Federal authorities also have obtained his messages with various associates.
“Please don’t get arrested,” one person told him on Jan. 6th.
“The swarm will be coming in an hour or two . . . Glad you guys made it safe . . . Grab an Antifa by their hair and send them rollin will ya?” another person wrote to him that day.
Discussions dating back to early December indicated to federal authorities that Woods spent time planning to be at the U.S. Capitol on Jan. 6th.
“Trump wouldn’t be golfing if he was worried,” the defendant said to one Facebook user in a December 1, 2020 conversation now contained in the public record.
“True,” the other person replied. “I hope he has an ace in his pocket[.] I want to see all those asshats go to jail too.”
“Hung,” Woods replied. “[O]r fire (sic) squad. Should be hung by (sic) treason tough.”
By January 19, 2021, thirteen days after the siege, the tone changed considerably.
“Has the FBI come after you yet[?]” yet another acquaintance asked the defendant.
His reply, if any, is not included in the current court record.
On Jan. 6th, Woods is accused of tripping an officer who had been sprayed with bear mace by another individual. Several video screen grabs, including the one embedded below, show the alleged assault.
From there, Woods is accused of joining a mob which forced assembled reporters to both abandon their posts and their gear. The charging documents on file in federal court describe it this way:
At approximately 4:50 p.m., on January 6, 2021, a large crowd made its way to and/or past a media staging area that was set up outside the northeast corner of the U.S. Capitol, on U.S. Capitol grounds. As individuals moved past metal barricades that had been set up around the staging area, media members were forced to flee the area before recovering all their cameras and associated equipment. Numerous members of the crowd began to destroy the equipment, including cameras, tripods, lights, shades, and remote broadcasting equipment that belonged to various media outlets. Numerous members of the crowd yelled inflammatory rhetoric against the members of the media.
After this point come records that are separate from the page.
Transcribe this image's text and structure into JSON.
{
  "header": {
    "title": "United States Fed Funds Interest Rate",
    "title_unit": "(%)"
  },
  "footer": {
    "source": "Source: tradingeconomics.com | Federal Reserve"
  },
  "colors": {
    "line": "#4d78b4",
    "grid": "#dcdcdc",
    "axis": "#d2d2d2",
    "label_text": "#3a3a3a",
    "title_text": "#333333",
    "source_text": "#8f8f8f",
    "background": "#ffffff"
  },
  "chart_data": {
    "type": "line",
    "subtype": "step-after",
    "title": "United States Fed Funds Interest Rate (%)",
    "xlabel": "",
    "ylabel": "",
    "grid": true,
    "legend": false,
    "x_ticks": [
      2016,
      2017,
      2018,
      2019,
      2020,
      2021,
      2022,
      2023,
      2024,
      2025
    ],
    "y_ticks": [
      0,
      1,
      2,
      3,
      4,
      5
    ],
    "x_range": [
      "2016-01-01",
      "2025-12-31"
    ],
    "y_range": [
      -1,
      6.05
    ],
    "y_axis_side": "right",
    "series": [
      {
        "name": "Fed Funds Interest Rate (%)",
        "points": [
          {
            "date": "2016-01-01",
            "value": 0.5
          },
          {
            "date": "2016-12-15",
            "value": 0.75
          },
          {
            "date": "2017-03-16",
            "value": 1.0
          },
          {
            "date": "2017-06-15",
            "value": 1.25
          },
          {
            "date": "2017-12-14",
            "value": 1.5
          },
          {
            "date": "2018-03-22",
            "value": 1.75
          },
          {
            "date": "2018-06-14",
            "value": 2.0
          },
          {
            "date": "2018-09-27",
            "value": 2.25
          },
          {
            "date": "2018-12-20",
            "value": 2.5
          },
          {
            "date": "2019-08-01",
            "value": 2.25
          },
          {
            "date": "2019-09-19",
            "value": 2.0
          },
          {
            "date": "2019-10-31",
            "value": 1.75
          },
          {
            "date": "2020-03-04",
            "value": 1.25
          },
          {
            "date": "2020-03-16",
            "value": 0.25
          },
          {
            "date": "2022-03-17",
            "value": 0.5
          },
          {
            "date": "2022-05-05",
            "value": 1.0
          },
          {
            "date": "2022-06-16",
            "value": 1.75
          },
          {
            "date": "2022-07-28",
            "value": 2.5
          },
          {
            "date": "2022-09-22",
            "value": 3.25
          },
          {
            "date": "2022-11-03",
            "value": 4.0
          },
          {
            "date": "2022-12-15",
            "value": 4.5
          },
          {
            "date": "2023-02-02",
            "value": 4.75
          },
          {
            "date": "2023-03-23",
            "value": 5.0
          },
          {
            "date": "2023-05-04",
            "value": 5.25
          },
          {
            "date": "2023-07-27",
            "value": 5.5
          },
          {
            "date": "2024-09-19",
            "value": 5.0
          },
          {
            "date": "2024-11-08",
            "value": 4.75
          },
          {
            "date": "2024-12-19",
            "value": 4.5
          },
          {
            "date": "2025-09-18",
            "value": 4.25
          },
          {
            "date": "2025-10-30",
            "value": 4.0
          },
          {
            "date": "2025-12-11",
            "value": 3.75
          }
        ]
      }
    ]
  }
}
One member of the media who was forced to flee the scene estimated that the equipment from his particular news organization that was destroyed was valued at between $30,000 and $34,000.
Woods is accused of “standing with protesters who are yelling and spitting at members of the news media,” the court documents say.
“Moments later, the individual who appears to be WOODS climbed over the toppled fence and participated in the assault on the media equipment,” the documents continue. “In several other publicly available videos, the individual who appears to be WOODS can be seen walking around the piled media equipment, as well as picking up and tossing some of it.”
Then, Woods “is observed running into and tackling” a cameraman dressed in blue jeans and a blue jacket “as the cameraman is facing away from WOODS.”
“The manner of attack on the cameraman was very similar to the attack” on the Capitol Police officer Woods is also charged with assaulting, the documents say.
Woods is accused of eight separate crimes: (1) assault on a law enforcement officer; (2) assault in a special maritime or territorial jurisdiction; (3) obstructing, impeding, or interfering with law enforcement during civil disorder; (4) being in a restricted building or on restricted grounds; (5) disorderly and disruptive conduct in a restricted building or on restricted grounds; (6) engaging in an act of physical violence in a restricted building or on restricted grounds; (7) violent entry or disorderly conduct; and (8) engaging in an act of physical violence on grounds.
Woods was scheduled to appear in federal district court for the Central District of Illinois on Thursday afternoon. The court docket in his case has not yet been made public.